To know someone's mail is to know someone's business. Tony knew when I was building a restaurant, when my kid moved to Hawaii, when we got a pandemic puppy. The puppy part was easy. My wife took the mutt everywhere, and quickly turned Tony’s cheery salutations into feigned disappointments when I picked up the mail. “I prefer to see the Missus and the Dog,” he would say. “You’re stuck with me,” I would say, “just like they are.” And then we’d talk politics, religion, beards, motorcycles, vacations in Russia, and how his house burned to the ground. I was not a special customer. Tony maintained a cordial relationship with everyone who had a postal box in Bridgehampton, and that’s mostly everyone in Bridgehampton. There are 525 households in Bridgehampton, with 1,459 residents and 1,654 boxes in use at the post office.
“I’ve seen newborn babies and watched them grow up to be driving their parents to the post office,” Tony told a newspaper last week. “There’s nothing but love, pure love, the whole 22 years. I talk to people about sports, their kids and family, the good things and the bad things.” And why he had to leave, why he transferred to the Cutchogue branch. It is the same reason teachers and nurses are leaving this area, why businesses are relocating. Traffic.

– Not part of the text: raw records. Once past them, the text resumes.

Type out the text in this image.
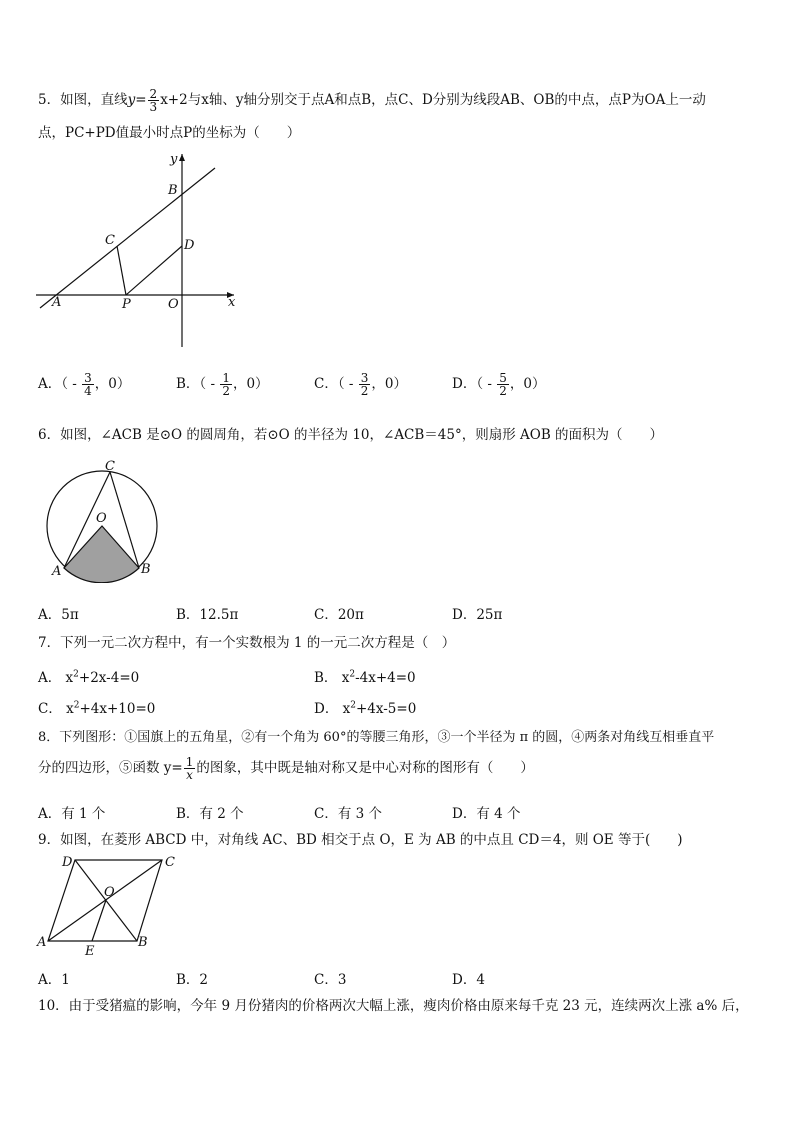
5．如图，直线$y= \frac{2}{3} x+2$与x轴、y轴分别交于点A和点B，点C、D分别为线段AB、OB的中点，点P为OA上一动
点，PC+PD值最小时点P的坐标为（　　）
y
x
B
C	D
A	P	O
A．（ - $\frac{3}{4}$ ，0）	B．（ - $\frac{1}{2}$ ，0）	C．（ - $\frac{3}{2}$ ，0）	D．（ - $\frac{5}{2}$ ，0）
6．如图，∠ACB 是⊙O 的圆周角，若⊙O 的半径为 10，∠ACB＝45°，则扇形 AOB 的面积为（　　）
C
O
A	B
A．5π	B．12.5π	C．20π	D．25π
7．下列一元二次方程中，有一个实数根为 1 的一元二次方程是（　）
A． $x^2+2x-4=0$	B． $x^2-4x+4=0$
C． $x^2+4x+10=0$	D． $x^2+4x-5=0$
8．下列图形：①国旗上的五角星，②有一个角为 60°的等腰三角形，③一个半径为 π 的圆，④两条对角线互相垂直平
分的四边形，⑤函数 $y= \frac{1}{x}$ 的图象，其中既是轴对称又是中心对称的图形有（　　）
A．有 1 个	B．有 2 个	C．有 3 个	D．有 4 个
9．如图，在菱形 ABCD 中，对角线 AC、BD 相交于点 O，E 为 AB 的中点且 CD＝4，则 OE 等于(　　)
D	C
O
A
E
B
A．1	B．2	C．3	D．4
10．由于受猪瘟的影响，今年 9 月份猪肉的价格两次大幅上涨，瘦肉价格由原来每千克 23 元，连续两次上涨 a% 后，
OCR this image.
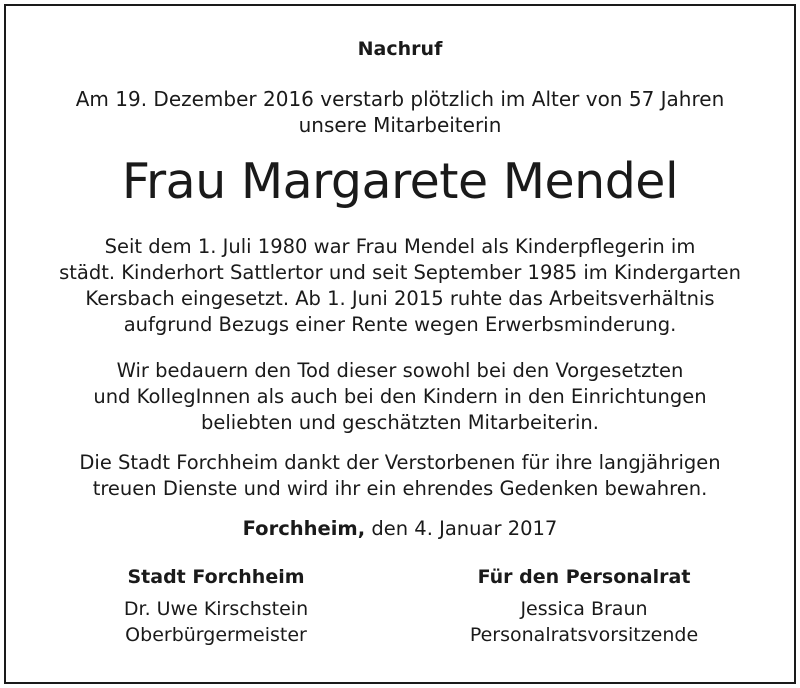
Nachruf
Am 19. Dezember 2016 verstarb plötzlich im Alter von 57 Jahren
unsere Mitarbeiterin
Frau Margarete Mendel
Seit dem 1. Juli 1980 war Frau Mendel als Kinderpflegerin im
städt. Kinderhort Sattlertor und seit September 1985 im Kindergarten
Kersbach eingesetzt. Ab 1. Juni 2015 ruhte das Arbeitsverhältnis
aufgrund Bezugs einer Rente wegen Erwerbsminderung.
Wir bedauern den Tod dieser sowohl bei den Vorgesetzten
und KollegInnen als auch bei den Kindern in den Einrichtungen
beliebten und geschätzten Mitarbeiterin.
Die Stadt Forchheim dankt der Verstorbenen für ihre langjährigen
treuen Dienste und wird ihr ein ehrendes Gedenken bewahren.
Forchheim, den 4. Januar 2017
Stadt Forchheim
Dr. Uwe Kirschstein
Oberbürgermeister
Für den Personalrat
Jessica Braun
Personalratsvorsitzende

Traffic is worse than ever and there is no solution in sight. It drives everyone crazy every day: schedules are rerouted or scrapped; appointments are pushed back or canceled; retailers are clock-blocked; sleep patterns and work habits are adjusted to avoid logjams; accidents take five hours to unclog; residents pray that no loved one is in an ambulance or a burning building on some afternoon in August.
In short, the citizenry has been thrown under the bus (despite the shortage of buses) by a short-sighted and ineffectual local government. So Tony went west after he lost his Bridgehampton home. Working in Cutchogue saves him at least an hour, each way, each day, and it will only get worse, or better, come this summer, if summer ever comes.
By Memorial Day, I may be able to schlep to the Bridgehampton post office without a heavy heart, without looking for my buddy. But in this moment, for this week, I am sitting Post Office Shiva. No parcels, no notifications, no announcements, no junk mail, no bills, no shoes, no mirrors, no jokes, no Tony.
No Tony? Pass the too sweet Manischewitz--tout suite!
Condolences from the small town of Alton, NH where we also are not blessed with mail delivery, but must trek to the Post Office to pick up mail. I appreciate your tribute.